EU regulations often cast a shadow far beyond the borders of Europe. More than a year since its implementation, this extra territorial impact has been highlighted once more as the EU’s General Data Protection Regulation (GDPR) hinders certain EU firms wishing to conduct business in the US.
As a reminder, GDPR is the EU data protection regime that looks to safeguard the use of personal data of EU citizens regardless of where that data is transferred to or from. Hence, yet another European regulation with global impact. Under GDPR, the transfer of personal data outside the European Economic Area is subject to certain rules and depends on whether the European Commission has approved the third country through what’s known as “an adequacy decision.” In lieu of such agreement, data transfers between EU and the third country are more difficult. Currently, the US does not have such an agreement in place.
A Disconnect Across the Pond
Recently, it’s come to light that the US Securities and Exchange Commission (SEC) has been refusing investment advisor applications from some EU firms because they believe GDPR will prevent them from complying with SEC regulations. For example, the SEC requires access to certain information such as emails and other electronic communications in order to conduct their supervisory and investor protection work.
If the SEC continues to refuse these types of applications, it would effectively mean EU firms servicing US clients would be unable to continue to do so unless all operations related to that client, including the portfolio managers, were moved to a jurisdiction not affected by the GDPR – a large burden for EU-based cross border asset managers.
However, others argue the SEC’s concerns are unfounded, given the fact that GDPR contains provisions requiring firms to share data with a third country regulator upon a legitimate request. GDPR’s Article 49 derogation means that personal data can be transferred if it is necessary for the completion of activities by the data exporter, which would include a regulator request in a market in which the GDPR firm operates. While the issue is significant, it may also be short lived. The SEC and the European Commission plan on meeting in February 2020 in an attempt to find a common ground with regard to data privacy concerns on both sides of the pond.
There has also been much debate and speculation on whether the US will frame their own federal regulation on data privacy. So far, some states have taken the issue into their own hands, like California’s Consumer Protection Act (CCPA). But it’s also unlikely we see a US regulation as far reaching as GDPR in the near future.
What’s Brexit Got to Do with It?
GDPR’s reach is not just an issue between the EU and US. Our old friend Brexit means that the UK and EU also need to consider what their exchange of data looks like in a post-Brexit world.
For now, the UK remains an EU member state, as such it has already adopted GDPR. However, should the UK ultimately leave the EU, particularly without a deal, then UK-regulated firms will have to consider how to ensure ongoing compliance with GDPR. There are 3 primary routes to compliance, post-Brexit:
- Adequacy Decision: EU regulators deem the UK as equivalent, but this process can take time and as we’ve highlighted before is both a political and regulatory decision.

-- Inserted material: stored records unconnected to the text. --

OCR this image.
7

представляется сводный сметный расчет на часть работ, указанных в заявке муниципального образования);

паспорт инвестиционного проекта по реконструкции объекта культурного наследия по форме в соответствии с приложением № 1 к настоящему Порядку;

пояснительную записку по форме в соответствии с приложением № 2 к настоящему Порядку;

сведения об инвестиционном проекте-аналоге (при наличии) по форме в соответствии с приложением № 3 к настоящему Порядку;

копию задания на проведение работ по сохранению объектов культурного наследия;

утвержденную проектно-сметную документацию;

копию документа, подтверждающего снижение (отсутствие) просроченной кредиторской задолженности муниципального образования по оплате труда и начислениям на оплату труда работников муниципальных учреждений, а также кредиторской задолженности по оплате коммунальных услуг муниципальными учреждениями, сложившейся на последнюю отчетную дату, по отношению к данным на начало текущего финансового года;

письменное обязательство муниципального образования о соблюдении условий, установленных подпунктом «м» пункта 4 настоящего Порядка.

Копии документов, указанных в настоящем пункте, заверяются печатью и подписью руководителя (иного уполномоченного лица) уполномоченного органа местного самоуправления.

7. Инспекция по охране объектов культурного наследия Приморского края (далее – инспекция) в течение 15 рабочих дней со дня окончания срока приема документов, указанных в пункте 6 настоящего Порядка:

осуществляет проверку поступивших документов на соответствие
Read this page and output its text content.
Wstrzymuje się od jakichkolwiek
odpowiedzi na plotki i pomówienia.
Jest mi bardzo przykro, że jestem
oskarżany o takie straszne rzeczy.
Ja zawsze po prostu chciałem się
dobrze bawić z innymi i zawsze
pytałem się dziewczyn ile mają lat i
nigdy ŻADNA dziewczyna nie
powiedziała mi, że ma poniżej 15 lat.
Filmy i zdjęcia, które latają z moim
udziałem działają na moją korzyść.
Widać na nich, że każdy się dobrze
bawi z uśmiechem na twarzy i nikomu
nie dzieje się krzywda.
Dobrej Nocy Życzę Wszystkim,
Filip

- Binding Corporate Rules (BCR): BCRs are internal data transfer rules for multinationals. They allow firms to transfer data to countries without a deemed “adequate” level of protection so long as the firm itself operates to GDPR standards regardless. They are a hugely challenging undertaking for a firm and can be lengthy.
- Model Contract Clause: these are EU approved contractual clauses that may be used by an EU data controller to non-EU or EEA controller or processor.
All eyes now turn to the highly anticipated February meeting between the US and EU. In an era of unprecedented global interconnectedness and interdependence, but heightened bilateral trade and political tension, there are asset managers on both sides of the Atlantic who will hope the meeting results in agreement. A positive outcome would facilitate the continued exchange of information and the ability to conduct business seamlessly in each other’s territory.